HamburgWir Deutschen haben uns angewöhnt, den 13. August 1961 vor allem als eine nationale Tragödie wahrzunehmen: als Datum unserer endgültigen Teilung für viele Jahrzehnte. Es gibt inzwischen zahllose Bücher und Fernsehdokumentationen, die sich mit der Rolle der beiden deutschen Regierungen in diesen entscheidenden Tagen der deutschen Geschichte beschäftigen. Der amerikanische Publizist Fred Kempe, seit seiner Zeit als Korrespondent und später Chefredakteur des "Wall Street Journal Europe" einer der besten Deutschland-Kenner jenseits des Atlantiks, kennt diese Sichtweise der Dinge genau.

Aber er lässt sich durch sie in seinem neuen Buch "Berlin 1961" auch nicht allzu sehr beeindrucken. Kempe bietet einen anderen, frischen Blick auf die geteilte Stadt. Bei ihm erscheint Berlin in jenem Schicksalsjahr als Schnittpunkt der wichtigsten globalen Widersprüche der damaligen Zeit - und verwandelt sich für einen brandgefährlichen Moment in einen Ort, von dem ein dritter Weltkrieg hätte ausgehen können.

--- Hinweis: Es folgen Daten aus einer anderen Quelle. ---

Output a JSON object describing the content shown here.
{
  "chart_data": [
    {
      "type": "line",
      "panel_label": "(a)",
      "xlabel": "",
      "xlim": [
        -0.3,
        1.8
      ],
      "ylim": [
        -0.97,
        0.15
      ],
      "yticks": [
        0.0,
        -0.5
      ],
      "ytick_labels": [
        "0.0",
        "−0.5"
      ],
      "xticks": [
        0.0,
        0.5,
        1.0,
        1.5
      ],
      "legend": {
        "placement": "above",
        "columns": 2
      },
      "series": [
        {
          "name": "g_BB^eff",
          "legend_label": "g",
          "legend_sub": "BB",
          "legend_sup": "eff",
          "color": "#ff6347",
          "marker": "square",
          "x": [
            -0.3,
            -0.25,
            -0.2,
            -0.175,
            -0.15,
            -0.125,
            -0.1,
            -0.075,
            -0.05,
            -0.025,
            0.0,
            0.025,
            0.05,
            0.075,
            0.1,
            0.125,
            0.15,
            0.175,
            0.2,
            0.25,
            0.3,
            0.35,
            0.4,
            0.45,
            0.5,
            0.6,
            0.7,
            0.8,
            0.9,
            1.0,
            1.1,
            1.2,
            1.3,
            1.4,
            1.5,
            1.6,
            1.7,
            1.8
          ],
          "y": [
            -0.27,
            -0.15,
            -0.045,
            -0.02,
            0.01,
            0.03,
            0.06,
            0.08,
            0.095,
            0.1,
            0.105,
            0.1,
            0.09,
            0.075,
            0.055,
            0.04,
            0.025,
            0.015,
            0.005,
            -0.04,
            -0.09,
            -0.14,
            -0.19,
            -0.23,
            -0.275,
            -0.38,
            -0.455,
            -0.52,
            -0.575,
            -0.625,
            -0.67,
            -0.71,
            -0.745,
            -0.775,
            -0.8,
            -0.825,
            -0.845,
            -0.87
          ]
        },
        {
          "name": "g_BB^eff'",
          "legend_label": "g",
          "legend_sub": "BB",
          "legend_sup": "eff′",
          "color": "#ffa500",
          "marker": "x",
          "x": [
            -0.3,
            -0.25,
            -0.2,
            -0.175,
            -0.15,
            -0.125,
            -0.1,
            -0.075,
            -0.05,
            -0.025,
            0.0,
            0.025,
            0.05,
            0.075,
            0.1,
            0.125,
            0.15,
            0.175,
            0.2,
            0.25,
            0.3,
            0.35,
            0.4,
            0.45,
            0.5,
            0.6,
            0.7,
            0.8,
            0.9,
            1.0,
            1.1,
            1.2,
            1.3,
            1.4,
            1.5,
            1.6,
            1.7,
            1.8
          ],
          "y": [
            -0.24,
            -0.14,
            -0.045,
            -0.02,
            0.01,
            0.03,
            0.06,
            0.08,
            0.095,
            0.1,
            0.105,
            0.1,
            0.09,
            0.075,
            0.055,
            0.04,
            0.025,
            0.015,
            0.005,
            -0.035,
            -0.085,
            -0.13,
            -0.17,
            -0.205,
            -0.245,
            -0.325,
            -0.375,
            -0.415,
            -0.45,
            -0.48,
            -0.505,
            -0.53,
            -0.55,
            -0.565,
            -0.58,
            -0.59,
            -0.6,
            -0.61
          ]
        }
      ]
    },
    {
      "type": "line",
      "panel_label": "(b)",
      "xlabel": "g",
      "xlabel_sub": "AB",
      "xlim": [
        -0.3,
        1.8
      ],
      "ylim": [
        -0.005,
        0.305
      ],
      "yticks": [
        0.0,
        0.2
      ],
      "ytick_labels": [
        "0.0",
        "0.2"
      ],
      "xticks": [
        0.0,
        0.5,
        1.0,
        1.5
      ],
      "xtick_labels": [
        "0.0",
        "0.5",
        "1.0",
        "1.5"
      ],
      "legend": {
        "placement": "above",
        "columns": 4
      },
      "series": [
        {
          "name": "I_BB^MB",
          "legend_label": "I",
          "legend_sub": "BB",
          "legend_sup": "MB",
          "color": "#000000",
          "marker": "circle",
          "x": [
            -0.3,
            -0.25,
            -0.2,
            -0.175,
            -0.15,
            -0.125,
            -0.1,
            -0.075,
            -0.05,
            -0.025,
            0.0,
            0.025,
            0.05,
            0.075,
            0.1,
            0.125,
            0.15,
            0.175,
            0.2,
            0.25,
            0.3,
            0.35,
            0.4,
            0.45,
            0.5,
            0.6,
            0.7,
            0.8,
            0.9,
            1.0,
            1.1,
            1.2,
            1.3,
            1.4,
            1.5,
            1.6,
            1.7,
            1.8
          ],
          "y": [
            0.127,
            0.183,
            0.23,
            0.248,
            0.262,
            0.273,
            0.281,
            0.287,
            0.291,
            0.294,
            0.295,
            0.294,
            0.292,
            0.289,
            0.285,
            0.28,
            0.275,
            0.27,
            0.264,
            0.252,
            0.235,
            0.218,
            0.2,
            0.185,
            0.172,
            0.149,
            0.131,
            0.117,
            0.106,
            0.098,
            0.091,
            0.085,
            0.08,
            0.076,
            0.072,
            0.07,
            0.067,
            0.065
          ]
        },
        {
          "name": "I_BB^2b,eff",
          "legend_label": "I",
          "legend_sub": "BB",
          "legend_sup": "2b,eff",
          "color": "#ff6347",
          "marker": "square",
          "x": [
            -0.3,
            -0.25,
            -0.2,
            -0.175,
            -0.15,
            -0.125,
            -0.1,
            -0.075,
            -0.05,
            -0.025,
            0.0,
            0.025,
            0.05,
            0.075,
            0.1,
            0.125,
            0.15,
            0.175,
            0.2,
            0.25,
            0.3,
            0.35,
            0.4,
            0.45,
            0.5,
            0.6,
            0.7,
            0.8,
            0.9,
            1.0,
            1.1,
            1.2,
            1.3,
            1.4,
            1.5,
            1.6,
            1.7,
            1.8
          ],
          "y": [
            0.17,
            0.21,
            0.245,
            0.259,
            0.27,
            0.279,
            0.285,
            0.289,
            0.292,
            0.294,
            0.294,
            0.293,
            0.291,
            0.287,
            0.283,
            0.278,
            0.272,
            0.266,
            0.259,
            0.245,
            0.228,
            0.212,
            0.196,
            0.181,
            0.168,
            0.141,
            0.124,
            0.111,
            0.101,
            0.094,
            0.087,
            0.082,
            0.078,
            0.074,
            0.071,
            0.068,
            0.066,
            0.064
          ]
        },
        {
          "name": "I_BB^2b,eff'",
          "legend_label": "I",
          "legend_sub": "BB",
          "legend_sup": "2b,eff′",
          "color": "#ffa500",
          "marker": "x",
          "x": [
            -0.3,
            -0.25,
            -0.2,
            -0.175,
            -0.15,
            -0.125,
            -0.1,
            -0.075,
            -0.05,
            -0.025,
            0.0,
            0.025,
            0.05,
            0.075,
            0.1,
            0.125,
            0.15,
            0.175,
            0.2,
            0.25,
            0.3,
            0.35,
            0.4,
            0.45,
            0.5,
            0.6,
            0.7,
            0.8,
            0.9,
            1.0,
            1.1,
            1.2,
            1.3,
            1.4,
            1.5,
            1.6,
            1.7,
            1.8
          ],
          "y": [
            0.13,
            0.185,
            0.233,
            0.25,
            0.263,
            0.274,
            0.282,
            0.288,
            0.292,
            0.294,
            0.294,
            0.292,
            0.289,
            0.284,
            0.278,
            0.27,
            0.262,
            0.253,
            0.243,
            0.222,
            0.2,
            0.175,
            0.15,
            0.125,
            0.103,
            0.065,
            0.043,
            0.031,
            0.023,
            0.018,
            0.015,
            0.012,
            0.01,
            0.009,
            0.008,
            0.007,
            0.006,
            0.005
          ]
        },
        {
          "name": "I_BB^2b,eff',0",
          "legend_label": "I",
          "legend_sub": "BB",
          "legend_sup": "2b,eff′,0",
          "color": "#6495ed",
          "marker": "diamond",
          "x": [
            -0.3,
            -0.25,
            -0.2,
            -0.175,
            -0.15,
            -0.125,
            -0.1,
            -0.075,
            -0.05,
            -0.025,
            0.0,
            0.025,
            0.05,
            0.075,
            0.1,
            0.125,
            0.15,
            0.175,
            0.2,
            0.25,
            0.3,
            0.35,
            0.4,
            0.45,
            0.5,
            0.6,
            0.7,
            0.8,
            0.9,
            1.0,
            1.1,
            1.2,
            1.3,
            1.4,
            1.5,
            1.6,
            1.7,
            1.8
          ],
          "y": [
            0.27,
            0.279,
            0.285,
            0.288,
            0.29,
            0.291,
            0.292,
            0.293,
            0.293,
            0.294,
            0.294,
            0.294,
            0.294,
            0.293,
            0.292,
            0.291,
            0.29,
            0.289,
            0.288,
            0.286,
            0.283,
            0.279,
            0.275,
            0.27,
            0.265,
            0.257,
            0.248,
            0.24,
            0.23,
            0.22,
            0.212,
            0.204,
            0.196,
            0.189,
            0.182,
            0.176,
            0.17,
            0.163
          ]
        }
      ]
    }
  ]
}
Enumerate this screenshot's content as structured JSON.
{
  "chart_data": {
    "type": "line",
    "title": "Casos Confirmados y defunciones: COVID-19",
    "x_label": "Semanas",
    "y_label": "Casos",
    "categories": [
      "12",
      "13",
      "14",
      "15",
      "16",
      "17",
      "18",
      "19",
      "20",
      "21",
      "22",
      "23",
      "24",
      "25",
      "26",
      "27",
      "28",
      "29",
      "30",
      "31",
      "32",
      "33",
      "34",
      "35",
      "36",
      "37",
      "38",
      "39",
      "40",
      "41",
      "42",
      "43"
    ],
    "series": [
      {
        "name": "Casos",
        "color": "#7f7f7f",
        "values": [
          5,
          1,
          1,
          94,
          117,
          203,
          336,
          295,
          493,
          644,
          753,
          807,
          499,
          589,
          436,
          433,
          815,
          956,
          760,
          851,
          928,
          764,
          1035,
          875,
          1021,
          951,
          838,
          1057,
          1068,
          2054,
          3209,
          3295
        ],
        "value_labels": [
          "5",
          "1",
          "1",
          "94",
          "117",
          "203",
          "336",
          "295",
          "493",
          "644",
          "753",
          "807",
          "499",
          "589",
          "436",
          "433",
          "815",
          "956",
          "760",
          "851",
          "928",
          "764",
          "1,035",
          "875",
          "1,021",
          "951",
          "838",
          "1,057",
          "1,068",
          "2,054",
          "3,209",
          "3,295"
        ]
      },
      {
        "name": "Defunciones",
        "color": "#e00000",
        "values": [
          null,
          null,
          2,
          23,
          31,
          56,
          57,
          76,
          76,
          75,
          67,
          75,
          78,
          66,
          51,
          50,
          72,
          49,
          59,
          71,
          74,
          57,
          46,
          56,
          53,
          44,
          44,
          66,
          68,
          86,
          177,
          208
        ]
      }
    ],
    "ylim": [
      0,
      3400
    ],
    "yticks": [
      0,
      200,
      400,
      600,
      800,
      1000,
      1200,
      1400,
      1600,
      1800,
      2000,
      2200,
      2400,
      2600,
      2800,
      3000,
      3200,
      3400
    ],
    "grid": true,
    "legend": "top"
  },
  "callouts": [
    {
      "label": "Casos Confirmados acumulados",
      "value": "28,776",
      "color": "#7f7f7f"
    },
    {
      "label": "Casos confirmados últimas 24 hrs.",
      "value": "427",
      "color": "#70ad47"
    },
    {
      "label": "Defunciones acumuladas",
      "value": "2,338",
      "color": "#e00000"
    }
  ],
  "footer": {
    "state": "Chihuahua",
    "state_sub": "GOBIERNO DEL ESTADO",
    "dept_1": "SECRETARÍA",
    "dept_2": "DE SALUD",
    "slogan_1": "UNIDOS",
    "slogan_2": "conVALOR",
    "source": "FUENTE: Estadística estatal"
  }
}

Wir vergessen in unserer nationalen Nabelschau oft, dass 1961 eben nicht nur das Jahr des Mauerbaus war. Es war auch das Jahr der gescheiterten amerikanischen Invasion in der kubanischen Schweinebucht. Der sowjetische Kosmonaut Jurij Gagarin gelangte als erster Mensch in den Weltraum. Beide Ereignisse schockierten die westliche Welt und erschütterten das amerikanische Selbstvertrauen bis ins Mark. Der frisch gewählte US-Präsident John F. Kennedy erschien vielen Amerikanern und vielen Verbündeten als zu unerfahren und politisch überfordert, um mit diesen Herausforderungen fertigzuwerden - und das schon vor dem 13. August 1961.

Umgekehrt konnte sich der sowjetische Staats- und Parteiführer Nikita Chruschtschow, der für seine Unberechenbarkeit berüchtigt war, auf dem Gipfel seiner Macht fühlen.